FAQ
FAQ(よくある質問)
Q.高齢者による過大取引が違法になるケースは?
高齢者による過大取引の被害は多くのところで発生しています。
一旦発生した被害の回復には、裁判が必要なことがほとんどです。
ただ、その取引態様によっては、被害回復までのハードルが高くなります。
今回は、家族に取引発覚後、医師の診断を受けたら認知症と診断されたケースで、どこまで遡って取引が違法になるのか争われた事例です。
東京地方裁判所令和2年1月29日判決です。
事案の概要
原告は昭和7年生まれの男性。
被告の過量販売が問題になりました。
被告は、2009年から2016年にかけて、合計5500万円程度の装飾品等を原告に販売。
長男に発覚して取引は終了。
その半年後に、原告は認知症に罹患していると診断されたという経緯です。
本件取引の分量、内払回数、期間等
取引期間は、平成21年2月から平成28年3月までの約7年間。
取引(販売)の回数は合計174回。
販売合計額は、5594万9490円。
代金支払済みの金額は、5492万9490円でした。
本件取引の期間における各年の販売金額は、
平成21年が約1108万円、
平成22年が約1104万円、
平成23年が約384万円、
平成24年が約549万円、
平成25年が約873万円、
平成26年が約1027万円、
平成27年が約521万円、
平成28年が30万円でした。
商品について確認すると、平成26年を例にとると、取引対象となった商品には、洗剤・シャンプー、足首サポーターといった日常品も、みられるものの、ダイヤモンド・リング等、18金イタリアン・ネックレス等、18金デザイン・ネックレス等、ブラックダイヤ・ネックレス等といった高額な装飾品を繰り返し購入しており、本件取引の期間を通じて、程度の差はあるもののその傾向が見られ、特に平成26年は、装飾品が取引回数に占める頻度や額も多くなっていました。
本件取引の期間における原告の生活状況等
原告は、妻と同居して生活していたところ、原告の妻は、平成20年9月12日、要介護3の認定を受け、同年11月頃、ショートステイを利用するようになり、平成25年6月には、介護老人保健施設に入居。

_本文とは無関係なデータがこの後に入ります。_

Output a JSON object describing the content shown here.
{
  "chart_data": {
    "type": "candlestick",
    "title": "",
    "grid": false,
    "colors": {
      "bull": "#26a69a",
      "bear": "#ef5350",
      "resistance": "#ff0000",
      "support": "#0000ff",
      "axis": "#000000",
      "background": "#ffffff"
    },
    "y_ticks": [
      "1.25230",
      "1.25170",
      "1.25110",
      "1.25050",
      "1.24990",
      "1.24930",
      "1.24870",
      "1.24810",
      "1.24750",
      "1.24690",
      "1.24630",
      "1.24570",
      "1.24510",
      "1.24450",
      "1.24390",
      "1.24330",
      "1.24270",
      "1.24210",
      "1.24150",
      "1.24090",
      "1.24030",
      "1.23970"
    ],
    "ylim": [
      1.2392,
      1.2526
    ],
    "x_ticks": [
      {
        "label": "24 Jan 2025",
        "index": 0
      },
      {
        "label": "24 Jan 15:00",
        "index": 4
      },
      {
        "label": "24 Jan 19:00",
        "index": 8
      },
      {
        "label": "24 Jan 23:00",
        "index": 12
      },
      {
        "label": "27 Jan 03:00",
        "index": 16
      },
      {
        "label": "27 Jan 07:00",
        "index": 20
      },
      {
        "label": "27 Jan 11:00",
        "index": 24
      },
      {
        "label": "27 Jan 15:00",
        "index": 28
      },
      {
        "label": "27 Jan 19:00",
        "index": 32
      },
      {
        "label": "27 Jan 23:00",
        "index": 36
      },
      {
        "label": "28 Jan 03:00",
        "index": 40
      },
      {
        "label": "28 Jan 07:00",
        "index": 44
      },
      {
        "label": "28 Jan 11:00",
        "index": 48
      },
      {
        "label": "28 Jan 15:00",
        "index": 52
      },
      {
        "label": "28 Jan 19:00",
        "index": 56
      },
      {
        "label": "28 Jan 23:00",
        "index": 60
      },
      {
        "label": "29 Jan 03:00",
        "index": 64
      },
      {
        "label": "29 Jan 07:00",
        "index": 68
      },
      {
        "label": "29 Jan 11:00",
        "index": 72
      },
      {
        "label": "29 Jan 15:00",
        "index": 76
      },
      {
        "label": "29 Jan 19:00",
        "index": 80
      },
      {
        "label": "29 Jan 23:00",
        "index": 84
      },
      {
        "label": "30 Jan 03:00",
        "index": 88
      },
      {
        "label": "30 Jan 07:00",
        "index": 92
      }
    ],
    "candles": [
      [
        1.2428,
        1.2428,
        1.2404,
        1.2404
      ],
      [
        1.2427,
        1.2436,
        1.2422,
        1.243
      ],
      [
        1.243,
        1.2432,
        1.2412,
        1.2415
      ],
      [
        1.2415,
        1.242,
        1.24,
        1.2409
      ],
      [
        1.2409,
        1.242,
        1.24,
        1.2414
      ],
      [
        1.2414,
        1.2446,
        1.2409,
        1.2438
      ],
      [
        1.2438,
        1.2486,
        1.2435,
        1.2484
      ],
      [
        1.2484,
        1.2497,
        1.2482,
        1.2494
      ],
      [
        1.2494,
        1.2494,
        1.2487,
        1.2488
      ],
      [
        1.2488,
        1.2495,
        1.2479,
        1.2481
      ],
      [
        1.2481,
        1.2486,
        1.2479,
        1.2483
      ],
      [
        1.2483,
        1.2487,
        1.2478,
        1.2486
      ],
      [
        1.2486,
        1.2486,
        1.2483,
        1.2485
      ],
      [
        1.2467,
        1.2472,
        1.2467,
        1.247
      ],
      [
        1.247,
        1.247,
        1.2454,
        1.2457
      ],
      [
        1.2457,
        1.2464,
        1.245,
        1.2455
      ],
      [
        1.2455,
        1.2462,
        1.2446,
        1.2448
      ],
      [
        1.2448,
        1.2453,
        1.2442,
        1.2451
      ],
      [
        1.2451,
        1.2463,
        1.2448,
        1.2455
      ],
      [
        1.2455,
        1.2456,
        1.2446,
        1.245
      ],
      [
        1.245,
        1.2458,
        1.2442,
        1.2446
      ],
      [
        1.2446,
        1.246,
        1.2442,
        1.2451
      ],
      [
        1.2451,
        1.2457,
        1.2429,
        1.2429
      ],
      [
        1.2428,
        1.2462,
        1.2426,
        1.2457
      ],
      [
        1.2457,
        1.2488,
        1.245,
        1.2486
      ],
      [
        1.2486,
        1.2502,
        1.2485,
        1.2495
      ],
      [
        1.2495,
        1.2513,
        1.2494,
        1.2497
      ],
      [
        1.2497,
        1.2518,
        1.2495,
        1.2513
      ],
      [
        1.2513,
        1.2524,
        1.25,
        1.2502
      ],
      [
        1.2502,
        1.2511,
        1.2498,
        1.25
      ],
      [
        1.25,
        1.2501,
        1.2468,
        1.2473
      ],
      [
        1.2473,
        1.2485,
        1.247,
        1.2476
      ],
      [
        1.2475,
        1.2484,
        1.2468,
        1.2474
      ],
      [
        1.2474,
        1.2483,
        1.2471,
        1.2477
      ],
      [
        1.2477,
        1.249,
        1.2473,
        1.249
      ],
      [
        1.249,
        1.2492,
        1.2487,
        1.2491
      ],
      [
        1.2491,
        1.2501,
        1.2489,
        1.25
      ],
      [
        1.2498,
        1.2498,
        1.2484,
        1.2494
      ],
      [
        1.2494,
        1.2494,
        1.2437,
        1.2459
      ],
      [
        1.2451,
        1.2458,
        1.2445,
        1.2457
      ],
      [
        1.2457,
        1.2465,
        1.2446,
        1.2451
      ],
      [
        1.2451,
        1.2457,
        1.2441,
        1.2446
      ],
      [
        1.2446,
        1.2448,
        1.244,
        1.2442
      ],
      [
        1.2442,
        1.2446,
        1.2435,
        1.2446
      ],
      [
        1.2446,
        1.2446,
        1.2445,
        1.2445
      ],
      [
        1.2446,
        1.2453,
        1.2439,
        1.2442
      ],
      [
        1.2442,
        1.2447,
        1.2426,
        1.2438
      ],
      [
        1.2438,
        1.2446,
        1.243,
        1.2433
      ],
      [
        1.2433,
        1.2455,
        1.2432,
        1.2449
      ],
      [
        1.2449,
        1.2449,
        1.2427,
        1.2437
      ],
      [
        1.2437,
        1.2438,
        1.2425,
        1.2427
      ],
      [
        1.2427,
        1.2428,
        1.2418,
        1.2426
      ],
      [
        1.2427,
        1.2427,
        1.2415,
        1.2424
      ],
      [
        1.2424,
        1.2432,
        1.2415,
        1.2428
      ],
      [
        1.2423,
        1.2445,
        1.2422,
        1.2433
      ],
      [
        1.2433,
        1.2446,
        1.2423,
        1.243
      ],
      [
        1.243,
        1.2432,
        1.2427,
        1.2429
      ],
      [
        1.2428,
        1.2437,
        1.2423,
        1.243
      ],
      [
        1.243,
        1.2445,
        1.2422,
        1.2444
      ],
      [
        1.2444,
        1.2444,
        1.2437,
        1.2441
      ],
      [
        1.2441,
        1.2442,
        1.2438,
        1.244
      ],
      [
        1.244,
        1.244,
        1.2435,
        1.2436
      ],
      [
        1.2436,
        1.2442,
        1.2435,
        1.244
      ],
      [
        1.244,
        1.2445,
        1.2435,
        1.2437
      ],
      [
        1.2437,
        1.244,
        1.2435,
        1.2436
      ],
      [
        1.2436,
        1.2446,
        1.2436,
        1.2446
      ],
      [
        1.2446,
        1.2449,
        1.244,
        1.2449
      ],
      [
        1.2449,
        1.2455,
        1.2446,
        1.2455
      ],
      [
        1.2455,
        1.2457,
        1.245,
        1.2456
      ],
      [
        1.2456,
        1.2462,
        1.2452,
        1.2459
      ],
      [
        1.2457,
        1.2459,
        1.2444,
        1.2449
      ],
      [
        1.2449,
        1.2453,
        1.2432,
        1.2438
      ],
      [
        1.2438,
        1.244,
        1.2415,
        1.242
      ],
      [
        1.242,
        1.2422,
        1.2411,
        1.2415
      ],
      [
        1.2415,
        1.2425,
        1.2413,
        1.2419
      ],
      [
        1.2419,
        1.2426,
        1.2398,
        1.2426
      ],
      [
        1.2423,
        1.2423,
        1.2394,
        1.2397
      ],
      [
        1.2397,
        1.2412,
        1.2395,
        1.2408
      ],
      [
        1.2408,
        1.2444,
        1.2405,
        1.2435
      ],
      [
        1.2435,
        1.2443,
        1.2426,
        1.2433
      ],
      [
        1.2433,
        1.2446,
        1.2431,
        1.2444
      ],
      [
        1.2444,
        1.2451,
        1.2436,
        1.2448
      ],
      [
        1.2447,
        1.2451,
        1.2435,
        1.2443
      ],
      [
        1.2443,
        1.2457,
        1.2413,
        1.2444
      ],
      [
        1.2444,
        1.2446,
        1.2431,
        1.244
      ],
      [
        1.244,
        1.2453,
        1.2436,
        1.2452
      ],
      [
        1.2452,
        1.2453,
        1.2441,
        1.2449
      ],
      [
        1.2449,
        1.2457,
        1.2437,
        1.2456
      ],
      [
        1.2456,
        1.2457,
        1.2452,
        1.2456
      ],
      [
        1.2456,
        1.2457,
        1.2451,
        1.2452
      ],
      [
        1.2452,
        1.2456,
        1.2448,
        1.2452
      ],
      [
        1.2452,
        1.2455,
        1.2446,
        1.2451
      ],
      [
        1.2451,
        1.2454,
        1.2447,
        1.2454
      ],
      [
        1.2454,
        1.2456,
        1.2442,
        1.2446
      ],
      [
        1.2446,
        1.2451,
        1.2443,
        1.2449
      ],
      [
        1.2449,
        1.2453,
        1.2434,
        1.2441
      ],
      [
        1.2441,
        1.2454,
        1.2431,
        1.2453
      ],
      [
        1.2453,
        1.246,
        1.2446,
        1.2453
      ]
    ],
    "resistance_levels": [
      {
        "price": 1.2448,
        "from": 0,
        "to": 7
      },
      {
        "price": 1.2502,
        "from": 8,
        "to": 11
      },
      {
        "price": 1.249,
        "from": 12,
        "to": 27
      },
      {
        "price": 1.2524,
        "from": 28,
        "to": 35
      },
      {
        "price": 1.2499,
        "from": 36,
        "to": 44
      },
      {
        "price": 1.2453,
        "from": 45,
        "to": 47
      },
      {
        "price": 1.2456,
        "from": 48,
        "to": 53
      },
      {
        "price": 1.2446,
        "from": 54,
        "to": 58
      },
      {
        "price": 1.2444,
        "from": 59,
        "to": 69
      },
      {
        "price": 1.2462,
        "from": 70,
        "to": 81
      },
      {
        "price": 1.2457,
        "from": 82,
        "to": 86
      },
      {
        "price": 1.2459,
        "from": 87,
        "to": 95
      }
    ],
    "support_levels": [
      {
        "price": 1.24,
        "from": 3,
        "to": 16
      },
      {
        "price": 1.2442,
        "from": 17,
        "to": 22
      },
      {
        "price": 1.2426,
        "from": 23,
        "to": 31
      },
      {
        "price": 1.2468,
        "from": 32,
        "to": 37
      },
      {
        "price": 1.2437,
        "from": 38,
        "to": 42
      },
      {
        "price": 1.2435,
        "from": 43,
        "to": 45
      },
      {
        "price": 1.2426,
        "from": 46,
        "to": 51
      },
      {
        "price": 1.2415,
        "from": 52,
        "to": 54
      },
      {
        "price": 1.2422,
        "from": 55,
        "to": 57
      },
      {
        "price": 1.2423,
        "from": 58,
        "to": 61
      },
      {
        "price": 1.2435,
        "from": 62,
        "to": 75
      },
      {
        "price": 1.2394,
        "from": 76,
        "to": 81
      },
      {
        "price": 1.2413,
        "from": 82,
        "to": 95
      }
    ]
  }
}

子は、平成21年12月頃、原告とその妻の面倒をみるため、原告とその妻が住む母屋と同じ敷地内にある離れに引っ越し、生活。
原告は、運転手として稼働していた当時、中古車販売の営業の仕事をしていた相川と知り合い、相川が被告西川ロ店でレディとして勤務するようになった平成14年から、相川が担当する顧客として被告西川ロ店に来店するようになりました。
原告は、相川とは、同年時点で25年程度にわたる付き合いがあり、平成21年頃からは、平成28年の途中まで、ほぼ毎日、朝早く自宅を出て相川宅を訪れ、夕方又は夜まで相川宅に滞在して自宅に戻るという生活を続けるようになり、相川宅で風呂にも入るなどの関係にありました。
原告は、平成21年ないし平成28年にかけて、年間約150万円程度の年金収入を得ていたほか、不動産の賃料により祖税公課や修繕費用などを差し引いて年間数百万円の手取り収入を得ていました。
原告は、平成21年及び平成24年ないし平成27年にかけて、所有する不動産を売却。
平成21年、平成24年はそれぞれ約4000万円の、平成25年、平成26年はそれぞれ約1400万円の、平成27年は1100万円の各譲渡収入を得ている一方、平成24年11月にはJAあゆみ野から5250万円を借り入れ、毎月30万円以上を返済。
原告は、平成30年時点において、市内に10筆以上の土地と10個以上の建物を有しており、これらの土地の同年の固定資産評価額は合計2憶円を超えていました。
なお、原告が、本件取引を含む被告との取引において、割賦代金の支払を遅滞した形跡は証拠上見当たりませんでした。
原告の判断能力に関する検査結果は?
ここで、高齢者である原告の判断能力がどうだったのか問題になります。
平成28年9月15日に実施された原告の改訂長谷川式簡易知能評価スケール(HDS-R)は14点、Mim-MentalStateExamination (MMSE)は14点。
HDS-Rは、時間・場所の見当識、即時・遅延記憶、視覚性記憶、注意(計算、逆唱)、語の流暢性に関する設問を通して、主に言語性を中心に認知症の罹患を検査する手法。一般にHDS-Rの点数が20点以下であれば、認知症の疑いがあるものとされ、HDS-Rの14点は、中等度の認知機能の低下を示すとされます。
MMSEは、時間・場所の見当識、即時・遅延記憶、注意(計算)、物品呼称、復唱、口頭命令指示、読字、書字、図式模写の設問に答えさせ、認知症の構成要件である記憶、失行、失認、視覚認知などを多角的に評価する手法。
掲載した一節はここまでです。